En las hermosas playas de Acapulco, Lucifer y su ayudante Astaroth —duque infernal— tenían una diabólica conversación.
—Hay algunas humanas apetecibles —dijo el duque, mientras observaba con lasciva mirada a una hermosa norteamericana con un diminuto bikini y en topless— me disfrazaré de lanchero para pasar una noche de desenfreno con ella.
—Allá tú, a mi me aburre tanta lujuria — comentó Luci.
—No me explico maestro supremo, que ya no usemos los métodos tradicionales como los fuegos sulfurados, los rudimentarios instrumentos de tortura medievales, las calderas humeantes de pez y crearles tremendos remordimientos a los humanos —se quejó el ayudante mefistofélico, mientras se deleitaba bebiendo un coco con ginebra.

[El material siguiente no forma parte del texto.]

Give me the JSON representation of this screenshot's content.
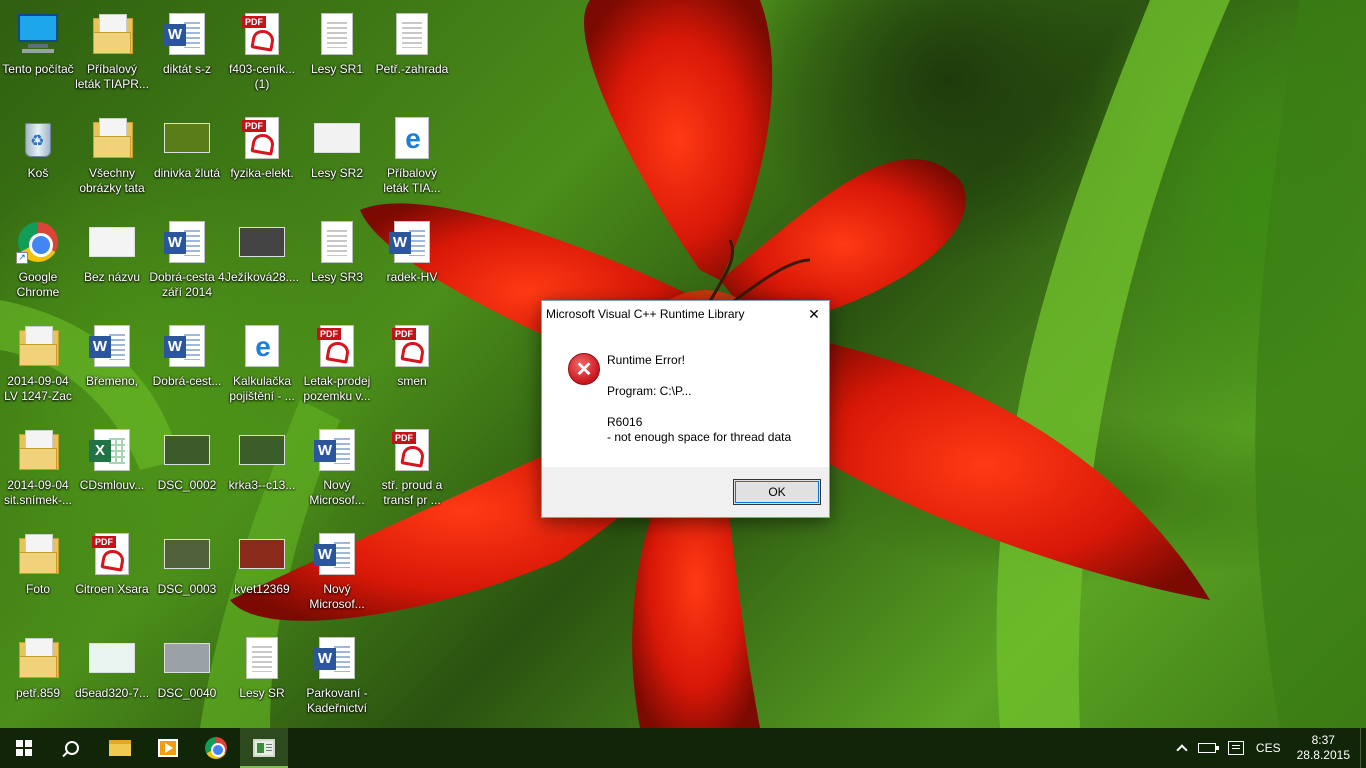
{
  "desktop": {
    "icons": [
      {
        "label": "Tento počítač",
        "kind": "pc",
        "icon_name": "computer-icon"
      },
      {
        "label": "Koš",
        "kind": "bin",
        "icon_name": "recycle-bin-icon"
      },
      {
        "label": "Google Chrome",
        "kind": "chrome",
        "icon_name": "chrome-icon"
      },
      {
        "label": "2014-09-04 LV 1247-Zac",
        "kind": "folder",
        "icon_name": "folder-icon"
      },
      {
        "label": "2014-09-04 sit.snímek-...",
        "kind": "folder",
        "icon_name": "folder-icon"
      },
      {
        "label": "Foto",
        "kind": "folder",
        "icon_name": "folder-icon"
      },
      {
        "label": "petř.859",
        "kind": "folder",
        "icon_name": "folder-icon"
      },
      {
        "label": "Příbalový leták TIAPR...",
        "kind": "folder",
        "icon_name": "folder-icon"
      },
      {
        "label": "Všechny obrázky tata",
        "kind": "folder",
        "icon_name": "folder-icon"
      },
      {
        "label": "Bez názvu",
        "kind": "photo",
        "icon_name": "image-icon",
        "color": "#f4f4f4"
      },
      {
        "label": "Břemeno,",
        "kind": "word",
        "icon_name": "word-document-icon"
      },
      {
        "label": "CDsmlouv...",
        "kind": "excel",
        "icon_name": "excel-document-icon"
      },
      {
        "label": "Citroen Xsara",
        "kind": "pdf",
        "icon_name": "pdf-document-icon"
      },
      {
        "label": "d5ead320-7...",
        "kind": "photo",
        "icon_name": "image-icon",
        "color": "#e9f3ef"
      },
      {
        "label": "diktát s-z",
        "kind": "word",
        "icon_name": "word-document-icon"
      },
      {
        "label": "dinivka žlutá",
        "kind": "photo",
        "icon_name": "image-icon",
        "color": "#5a7d1a"
      },
      {
        "label": "Dobrá-cesta 4 září 2014",
        "kind": "word",
        "icon_name": "word-document-icon"
      },
      {
        "label": "Dobrá-cest...",
        "kind": "word",
        "icon_name": "word-document-icon"
      },
      {
        "label": "DSC_0002",
        "kind": "photo",
        "icon_name": "image-icon",
        "color": "#3d5a2a"
      },
      {
        "label": "DSC_0003",
        "kind": "photo",
        "icon_name": "image-icon",
        "color": "#50603a"
      },
      {
        "label": "DSC_0040",
        "kind": "photo",
        "icon_name": "image-icon",
        "color": "#9aa2a8"
      },
      {
        "label": "f403-ceník... (1)",
        "kind": "pdf",
        "icon_name": "pdf-document-icon"
      },
      {
        "label": "fyzika-elekt.",
        "kind": "pdf",
        "icon_name": "pdf-document-icon"
      },
      {
        "label": "Ježíková28....",
        "kind": "photo",
        "icon_name": "image-icon",
        "color": "#444"
      },
      {
        "label": "Kalkulačka pojištění - ...",
        "kind": "edge",
        "icon_name": "edge-document-icon"
      },
      {
        "label": "krka3--c13...",
        "kind": "photo",
        "icon_name": "image-icon",
        "color": "#3b5d2a"
      },
      {
        "label": "kvet12369",
        "kind": "photo",
        "icon_name": "image-icon",
        "color": "#8a2a1a"
      },
      {
        "label": "Lesy SR",
        "kind": "doc",
        "icon_name": "document-icon"
      },
      {
        "label": "Lesy SR1",
        "kind": "doc",
        "icon_name": "document-icon"
      },
      {
        "label": "Lesy SR2",
        "kind": "photo",
        "icon_name": "image-icon",
        "color": "#f2f2f2"
      },
      {
        "label": "Lesy SR3",
        "kind": "doc",
        "icon_name": "document-icon"
      },
      {
        "label": "Letak-prodej pozemku v...",
        "kind": "pdf",
        "icon_name": "pdf-document-icon"
      },
      {
        "label": "Nový Microsof...",
        "kind": "word",
        "icon_name": "word-document-icon"
      },
      {
        "label": "Nový Microsof...",
        "kind": "word",
        "icon_name": "word-document-icon"
      },
      {
        "label": "Parkovaní - Kadeřnictví",
        "kind": "word",
        "icon_name": "word-document-icon"
      },
      {
        "label": "Petř.-zahrada",
        "kind": "doc",
        "icon_name": "document-icon"
      },
      {
        "label": "Příbalový leták TIA...",
        "kind": "edge",
        "icon_name": "edge-document-icon"
      },
      {
        "label": "radek-HV",
        "kind": "word",
        "icon_name": "word-document-icon"
      },
      {
        "label": "smen",
        "kind": "pdf",
        "icon_name": "pdf-document-icon"
      },
      {
        "label": "stř. proud a transf pr ...",
        "kind": "pdf",
        "icon_name": "pdf-document-icon"
      }
    ]
  },
  "dialog": {
    "title": "Microsoft Visual C++ Runtime Library",
    "close_glyph": "✕",
    "error_glyph": "✕",
    "line1": "Runtime Error!",
    "line2": "Program: C:\\P...",
    "line3": "R6016",
    "line4": "- not enough space for thread data",
    "ok_label": "OK"
  },
  "taskbar": {
    "language": "CES",
    "time": "8:37",
    "date": "28.8.2015",
    "pinned": [
      {
        "name": "file-explorer",
        "icon_name": "folder-icon"
      },
      {
        "name": "media-player",
        "icon_name": "media-player-icon"
      },
      {
        "name": "chrome",
        "icon_name": "chrome-icon"
      },
      {
        "name": "active-app",
        "icon_name": "application-icon"
      }
    ]
  },
  "colors": {
    "taskbar_bg": "#112608",
    "accent": "#7fbf4d",
    "error_red": "#c8161d"
  }
}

—No seas anticuado, la modernidad luciferina se llama internet, Netflix, bodas gay, consumismo, dólar, comida chatarra pero sabrosa, obesidad y un largo etcétera.
—Pero, ¿por qué duplicas muchos paraísos como esta ribera de finísima arena? Mira: un feliz mortal pasea con su amada. Cree estar en el cielo.
—Es cierto, pero habrá para tu gusto una insignificante modificación: latas vacías de coca-cola, bolsas de patatas fritas y otras cosillas. Lo que falta de infierno, mi malévolo duque, lo añadirá un hombre o una mujer o los dos, ya que ambos son igual de necios y tarados.